Aula do Curso comunitário Escola de Ginástica da USP - GYMNUSP

Quando presencialmente, os encontros aconteciam uma vez por semana na EEFE, cada sessão com duração de uma hora e quinze minutos. Para o estudo, durante o primeiro semestre de 2018, os alunos foram divididos em duas turmas cujo conteúdo era o mesmo, porém, transmitido de formas diferentes.  

Em um dos grupos, com 14 alunos, foi aplicada uma metodologia centrada no professor. As dinâmicas de ensino estavam centradas no conhecimento dos instrutores, que propunham as atividades com o mínimo de intervenção dos alunos. O plano de aula determinava antecipadamente os materiais a serem usados, movimentos, brincadeiras e músicas. A criação da coreografia também ficava a cargo inteiramente dos instrutores.

Apresentação dos alunos do Curso comunitário Escola de Ginástica da USP - GYMNUSP

No outro grupo, com 15 participantes, as aulas eram centradas nos alunos e os professores assumiram um papel mediador, promovendo suporte e autonomia, oferecendo sugestões e integrando o processo de aprendizagem. As crianças puderam explorar os materiais de maneira livre e espontânea, criando coreografias, brincadeiras e movimentos. A coreografia para o final do semestre foi criada coletivamente.

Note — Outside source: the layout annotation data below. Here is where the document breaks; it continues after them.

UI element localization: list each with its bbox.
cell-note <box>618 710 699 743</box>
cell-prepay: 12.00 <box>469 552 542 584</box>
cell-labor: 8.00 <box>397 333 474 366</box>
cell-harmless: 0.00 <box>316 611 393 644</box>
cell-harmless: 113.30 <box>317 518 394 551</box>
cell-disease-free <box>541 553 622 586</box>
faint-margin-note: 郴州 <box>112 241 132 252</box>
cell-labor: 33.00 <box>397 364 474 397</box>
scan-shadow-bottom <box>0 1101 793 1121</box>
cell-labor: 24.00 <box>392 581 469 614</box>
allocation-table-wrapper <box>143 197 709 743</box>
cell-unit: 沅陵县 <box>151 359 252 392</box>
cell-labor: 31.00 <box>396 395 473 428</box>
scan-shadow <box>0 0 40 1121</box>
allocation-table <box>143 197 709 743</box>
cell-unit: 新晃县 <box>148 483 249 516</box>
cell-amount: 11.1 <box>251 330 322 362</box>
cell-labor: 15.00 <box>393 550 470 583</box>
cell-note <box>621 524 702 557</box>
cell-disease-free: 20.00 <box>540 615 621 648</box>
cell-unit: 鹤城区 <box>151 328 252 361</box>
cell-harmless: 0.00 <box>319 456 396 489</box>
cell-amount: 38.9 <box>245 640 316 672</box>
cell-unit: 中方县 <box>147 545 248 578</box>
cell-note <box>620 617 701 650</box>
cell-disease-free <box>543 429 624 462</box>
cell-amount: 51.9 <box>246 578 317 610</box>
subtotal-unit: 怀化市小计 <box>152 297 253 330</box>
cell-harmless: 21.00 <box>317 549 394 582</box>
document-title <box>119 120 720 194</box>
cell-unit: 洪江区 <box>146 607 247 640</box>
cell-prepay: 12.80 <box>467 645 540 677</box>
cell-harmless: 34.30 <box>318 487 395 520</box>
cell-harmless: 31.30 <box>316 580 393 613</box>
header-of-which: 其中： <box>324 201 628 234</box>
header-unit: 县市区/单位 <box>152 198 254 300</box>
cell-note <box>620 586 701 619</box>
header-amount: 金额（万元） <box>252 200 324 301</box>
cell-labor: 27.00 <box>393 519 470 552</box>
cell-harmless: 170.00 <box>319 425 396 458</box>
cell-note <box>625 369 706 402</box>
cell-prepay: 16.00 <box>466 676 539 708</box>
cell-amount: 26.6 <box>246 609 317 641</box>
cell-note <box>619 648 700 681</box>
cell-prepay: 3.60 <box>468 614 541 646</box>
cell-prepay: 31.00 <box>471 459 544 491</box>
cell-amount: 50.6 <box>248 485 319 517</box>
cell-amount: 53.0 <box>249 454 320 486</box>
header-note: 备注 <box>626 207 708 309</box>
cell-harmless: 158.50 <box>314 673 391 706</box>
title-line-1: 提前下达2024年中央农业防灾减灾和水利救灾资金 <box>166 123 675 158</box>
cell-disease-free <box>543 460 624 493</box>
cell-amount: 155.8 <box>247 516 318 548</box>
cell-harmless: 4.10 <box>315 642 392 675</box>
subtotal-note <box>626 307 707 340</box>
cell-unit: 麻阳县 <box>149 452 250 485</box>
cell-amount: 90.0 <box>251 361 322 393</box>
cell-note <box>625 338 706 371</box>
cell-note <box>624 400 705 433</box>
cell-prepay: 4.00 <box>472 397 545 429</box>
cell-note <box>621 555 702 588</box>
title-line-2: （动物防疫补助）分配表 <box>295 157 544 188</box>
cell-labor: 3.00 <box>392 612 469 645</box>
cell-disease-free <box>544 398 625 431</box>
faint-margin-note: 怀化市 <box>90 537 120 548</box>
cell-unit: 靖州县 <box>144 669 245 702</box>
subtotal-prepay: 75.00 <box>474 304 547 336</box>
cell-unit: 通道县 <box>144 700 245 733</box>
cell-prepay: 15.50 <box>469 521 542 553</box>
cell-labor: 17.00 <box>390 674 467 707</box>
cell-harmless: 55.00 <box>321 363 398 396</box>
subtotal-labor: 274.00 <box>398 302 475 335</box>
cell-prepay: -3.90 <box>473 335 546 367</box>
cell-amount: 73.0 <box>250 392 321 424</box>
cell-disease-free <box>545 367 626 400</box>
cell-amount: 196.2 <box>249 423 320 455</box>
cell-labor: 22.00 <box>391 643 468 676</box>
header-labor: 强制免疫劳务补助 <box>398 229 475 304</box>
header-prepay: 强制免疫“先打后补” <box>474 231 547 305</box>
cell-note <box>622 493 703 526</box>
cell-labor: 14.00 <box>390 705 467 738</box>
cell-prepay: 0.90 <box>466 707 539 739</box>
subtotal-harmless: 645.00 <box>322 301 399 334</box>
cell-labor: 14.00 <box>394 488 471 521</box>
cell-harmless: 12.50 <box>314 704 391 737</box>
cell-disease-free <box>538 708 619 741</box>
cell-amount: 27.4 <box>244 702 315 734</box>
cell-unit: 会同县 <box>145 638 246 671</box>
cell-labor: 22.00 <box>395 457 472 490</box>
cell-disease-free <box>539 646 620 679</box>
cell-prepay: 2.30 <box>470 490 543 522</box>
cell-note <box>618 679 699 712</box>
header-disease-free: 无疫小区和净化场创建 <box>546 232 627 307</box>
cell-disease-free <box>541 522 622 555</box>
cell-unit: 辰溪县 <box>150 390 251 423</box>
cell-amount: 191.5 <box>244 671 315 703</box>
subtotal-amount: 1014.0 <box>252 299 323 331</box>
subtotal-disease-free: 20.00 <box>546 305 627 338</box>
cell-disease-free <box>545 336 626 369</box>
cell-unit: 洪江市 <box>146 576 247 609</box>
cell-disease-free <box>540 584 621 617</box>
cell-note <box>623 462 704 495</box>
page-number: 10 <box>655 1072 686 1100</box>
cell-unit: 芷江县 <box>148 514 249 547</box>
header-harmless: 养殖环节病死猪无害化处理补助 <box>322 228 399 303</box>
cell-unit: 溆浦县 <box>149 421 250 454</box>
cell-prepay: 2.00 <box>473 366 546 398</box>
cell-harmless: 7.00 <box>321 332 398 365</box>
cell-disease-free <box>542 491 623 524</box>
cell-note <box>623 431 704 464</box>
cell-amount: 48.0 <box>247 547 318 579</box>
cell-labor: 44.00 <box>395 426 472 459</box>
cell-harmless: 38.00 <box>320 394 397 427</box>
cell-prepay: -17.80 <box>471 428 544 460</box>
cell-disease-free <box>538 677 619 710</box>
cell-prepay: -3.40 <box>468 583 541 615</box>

A pesquisadora relata que é possível identificar vantagens e desafios de cada tipo de aula a partir das percepções coletadas. As aulas centradas no professor trouxeram maior conscientização técnica, memorização, movimentos mais estéticos e sincrônicos. Já no outro grupo, houve maior significação do movimento, ampliação de repertório e de criatividade. Neste caso, a aprendizagem foi obtida pela própria incorporação da movimentação, pela socialização e pela disponibilização do espaço de criação.  

Apresentação dos alunos do Curso comunitário Escola de Ginástica da USP - GYMNUSP

Dentre os principais desafios dos dois modelos, encontra-se a complexidade em diferenciar mediação e instrução, comando e sugestão.  Nas aulas centradas no aluno, os instrutores relataram dificuldade em identificar o limite da liberdade de exploração, sem perder de vista o objetivo e o trato pedagógico. Na outra turma, encontraram desconforto em seguir estritamente o conteúdo planejado sem levar em conta a opinião das crianças. 
 

Alunos do Curso comunitário Escola de Ginástica da USP - GYMNUSP

Para a formação integral do ginasta, a pesquisadora destaca a importância de conceder  autonomia ao aluno para criar e propor, sobretudo de forma a estimular uma visão coletiva da prática. “Não nos parece possível (nem pretendemos) indicar um padrão ou uniformizar métodos, entendemos antes a importância de reconhecer percursos essencialmente singulares, e, por isso, múltiplos e diversificados”, complementa.

A reflexão trazida pelo estudo vai de encontro aos métodos comumente aplicados na formação tradicional de ginastas, muito vinculada à prática esportiva de competição. A flexibilização das metodologias, porém, pode beneficiar o aprendizado proposto pelas federações da modalidade, nas quais frequentemente há relatos de excesso de centralidade do treinador, chegando a patamares de abuso e assédio. 

Aula do Curso comunitário Escola de Ginástica da USP - GYMNUSP

“É preciso buscar estratégias de atuação em que o praticante é considerado como o centro do processo e construtor do conhecimento, e não apenas receptor de informações, submisso e cegamente obediente. Nosso trabalho traz discussões e reflexões dessas propostas pedagógicas que trabalham na perspectiva da criação coletiva, da criatividade, do olhar crítico, da diversão, do bom relacionamento e de tantos outros aspectos da formação humana, tão buscada atualmente no esporte e também na educação”, finaliza a pesquisadora.